Melissa and Thomas in bee suits

It took us days to get all the honey out! Thomas used a heated knife to cut the top of the comb off (it removes the caps the bees put on the comb to keep the honey in) and then he put the frames, two at a time, into a barrel essentially that holds them and then he spun a handle around that spins the frames. The force and motion of the spinning flips the honey out to the sides of the barrel and it all runs to the bottom where you open a little valve and out comes your honey! It sound simple enough but to use such a small hand-powered machine for 130 frames; it took a LONG time.

You wouldn’t believe how sticky everything was too. The garage was SO sticky but it tracked into the house and I felt like every door handle, kitchen cabinet handle, and floor surface was covered in honey residue. Your shoes made so much noise just walking in the house. It took days and days to prepare, do, and then clean up the honey harvest. And it was days and days of work!

We ended up harvesting 15 gallons of honey!

And I now understand why small batch, local, raw honey costs so much. We charge $8 for a half pint, $15 a pint, and $25 for a quart. That felt SO expensive to ask, but even at those prices it will take us more than 3 years to cover our start up expenses. Isn’t that wild?! That’s not counting any time that we have put in to it. I still have some, if you want me to ship you some, I’d love to! Just send me an email.

We didn’t take the “feeder” out when we stopped feeding them in the summer and they all filled up the space with natural comb! I ended up with almost 10 pounds of natural honeycomb like this; I sold most of to a local restaurant! That felt really neat to do. I kept just enough for me to do some pretty cheeseboards with this holiday season.

All in all we learned that bees and honey are a lot of work. We were super proud of ourselves for learning soooo much this first year about beekeeping. The kids did so well with the bees, even with getting stung (3 out of the 5 kids got stung and it was a learning experience for sure). We watched some documentaries and learned a lot about bees, and they are literally tiny miracles. Bees are incredible and I think God made them just as a sweet gift to man. What incredible creatures. And who knew insect vomit could taste so good?

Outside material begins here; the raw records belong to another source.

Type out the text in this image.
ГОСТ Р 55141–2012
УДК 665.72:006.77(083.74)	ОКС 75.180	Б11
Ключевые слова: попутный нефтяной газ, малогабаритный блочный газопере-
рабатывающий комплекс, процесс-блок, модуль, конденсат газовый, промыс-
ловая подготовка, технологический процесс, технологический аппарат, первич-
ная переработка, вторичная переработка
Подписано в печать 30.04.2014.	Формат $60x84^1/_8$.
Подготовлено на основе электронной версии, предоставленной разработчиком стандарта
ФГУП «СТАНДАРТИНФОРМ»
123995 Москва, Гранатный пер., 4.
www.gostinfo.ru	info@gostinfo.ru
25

The hope for the future is that our hives do well over the winter. It’s normally to lose 30-50% of your bees over the winter (whaaatttt?!). We have three really strong hives, 3 obviously weaker hives, and 4 that seems pretty normal. We assume we’ll lose the 3 weakest and we think the 3 largest will be healthy enough to split into two hives in the spring. That’s the hope anyhow and only time will tell.

About Melissa

You May Also Like:

Leave a comment

Your email address will not be published. Required fields are marked *

4 Comments

  1. I learned so much from this post! Thanks for all the detail about beekeeping! You and your family are awesome, it’s been such a pleasure to follow you all these years.

    1. They are putting it on cheeseboards! They also made some pretty fry bread at an event and served it with the fry bread!

  2. Melissa, how exciting for your family! Hard work, too. My cousin has kept bees. We also have hives in our neigborhood. They love the Rose of Sharon. I taught at a school with Russian Sage bushes planted around the school. It is a relative of lavender, but grows a lovely 3-4 foot foundation planting. The bees loved these bushes, always gathering nector. The flowers made the bees so gentle, the children would put them in their palms and stroke them with a finger. No one was ever stung. Have fun with your bees, and save plenty of honey for your family.